L’investimento da 10 milioni per i sistemi di accumulo. Come funziona la tecnologia della startup e perché Google ne ha bisogno per ridurre le emissioni dell’AI
Google punta sulle grandi batterie di Energy Dome, la startup italiana che piace ai signori della tecnologia. Big G è entrata nell’azionariato della società con sede a Milano, già sostenuta da investitori del calibro di 360 Capital, Cdp Venture, la famiglia Moratti, Eni e Breakthrough Energy Catalyst, un’iniziativa del fondatore di Microsoft, Bill Gates.
L’investimento di Google
L’investimento di Google nel capitale di Energy Dome si aggirerebbe intorno ai 10 milioni, ma l’impegno «industriale» della big tech californiana è molto più rilevante. Google ha infatti stretto anche un accordo commerciale con la startup italiana per utilizzare i suoi sistemi di accumulo delle fonti rinnovabili in Europa, America e Asia. Impianti che costano circa 50 milioni e che ora Google andrà a finanziare, confermando la validità del progetto di Energy Dome.

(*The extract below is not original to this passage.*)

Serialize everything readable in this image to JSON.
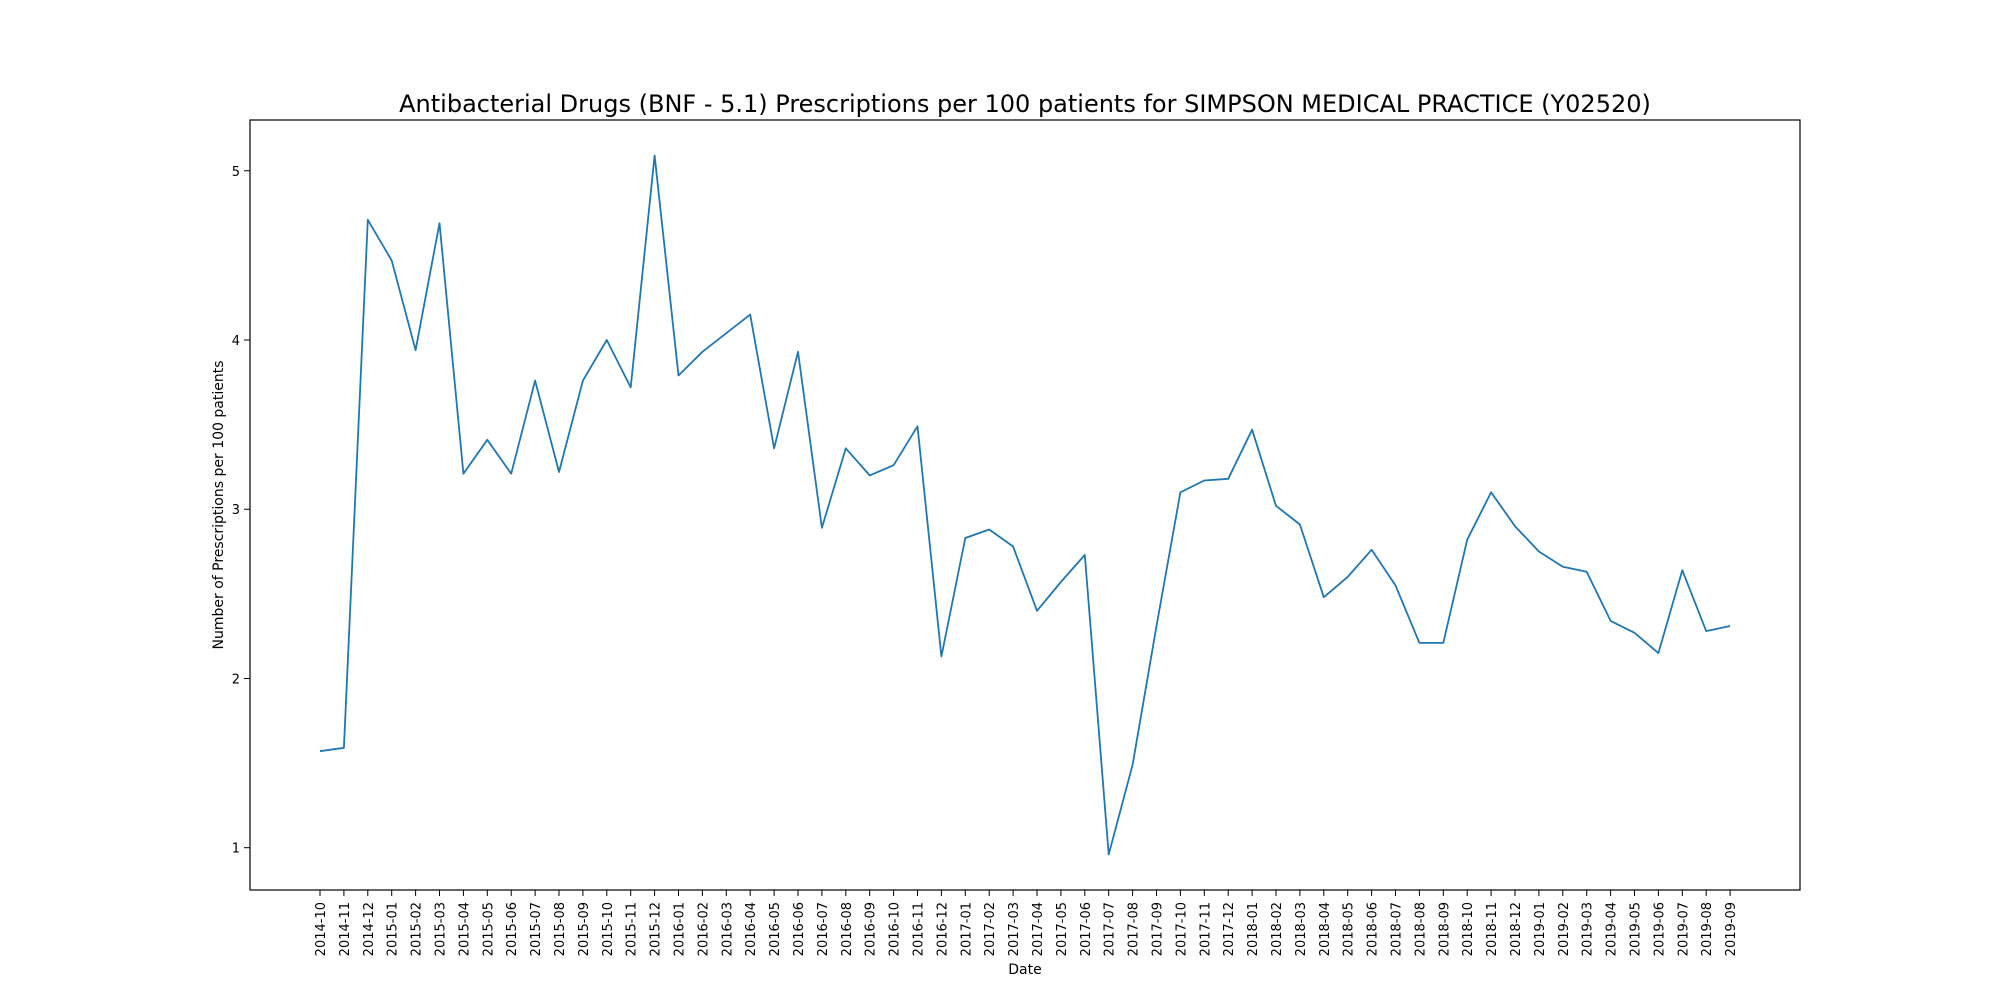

La soluzione di Energy Dome
Le batterie della startup fondata e guidata da Claudio Spadacini assomigliano a mega-serre. Al loro interno è conservata dell’anidride carbonica che viene «schiacciata» con compressori, alimentati dall’energia prodotta da fonti rinnovabili come eolico e solare. In questo processo si produce calore che viene stipato in cilindri-thermos, mentre la Co2 diventa liquida ed è conservata in recipienti a temperatura ambiente. Quando è il momento di restituire energia alla rete, il calore accumulato è utilizzato per riportare allo stato gassoso la Co2 che fa poi girare una turbina generando così energia.
L’impianto in Sardegna
Il vantaggio della soluzione sono da un lato l’efficienza: le batterie di Energy Dome restituiscono il 75% dell’energia immessa. Dall’altro, il fatto che la startup utilizzi solo acciaio, acqua, Co2 e plastica, eliminando quindi terre rare, litio e altri materiali «critici» forniti in larghissima parte dalla Cina. La startup ha avviato un primo impianto in Sardegna in grado di fornire elettricità a circa 14.000 famiglie per un periodo continuato di 10 ore.
Le emissioni dell’AI
L’obiettivo dell’intesa fra Google ed Energy Dome è risolvere uno dei principali problemi dei giganti tecnologici: l’intelligenza artificiale e cloud richiedono enormi quantitativi di energia e, quindi, produce molto inquinamento. L’anno scorso, le emissioni di anidride carbonica di Google sono aumentate del 51% rispetto al dato del 2019 a causa soprattutto dell’aumento del consumo di elettricità (+27% solo nel 2024) da parte dei data center.
L’esigenza delle big tech
Oltre a investire sui reattori nucleari, perciò, le big tech americane sono alla ricerca di soluzioni che consentano di immagazzinare energie rinnovabili per poi rilasciarle alla bisogna, risolvendo così il problema dell’intermittenza di sole e vento. «Google è impegnata ad alimentare le proprie operazioni con energia pulita —ha detto Maud Texier, direttore Emea Energy del gruppo guidato da Sundar Pichai— e la soluzione di Energy Dome può aiutarci a fare rapidi progressi».
L’iniziativa Limenet
Di recente, Google ha sostenuto anche un’altra startup italiana. Frontier, l’iniziativa promossa da Stripe, Google, Shopify, Meta e McKinsey per sostenere tecnologie di rimozione della CO2, ha infatti siglato con la startup italiana Limenet un accordo di pre-acquisto di crediti di carbonio del valore di 500 mila dollari.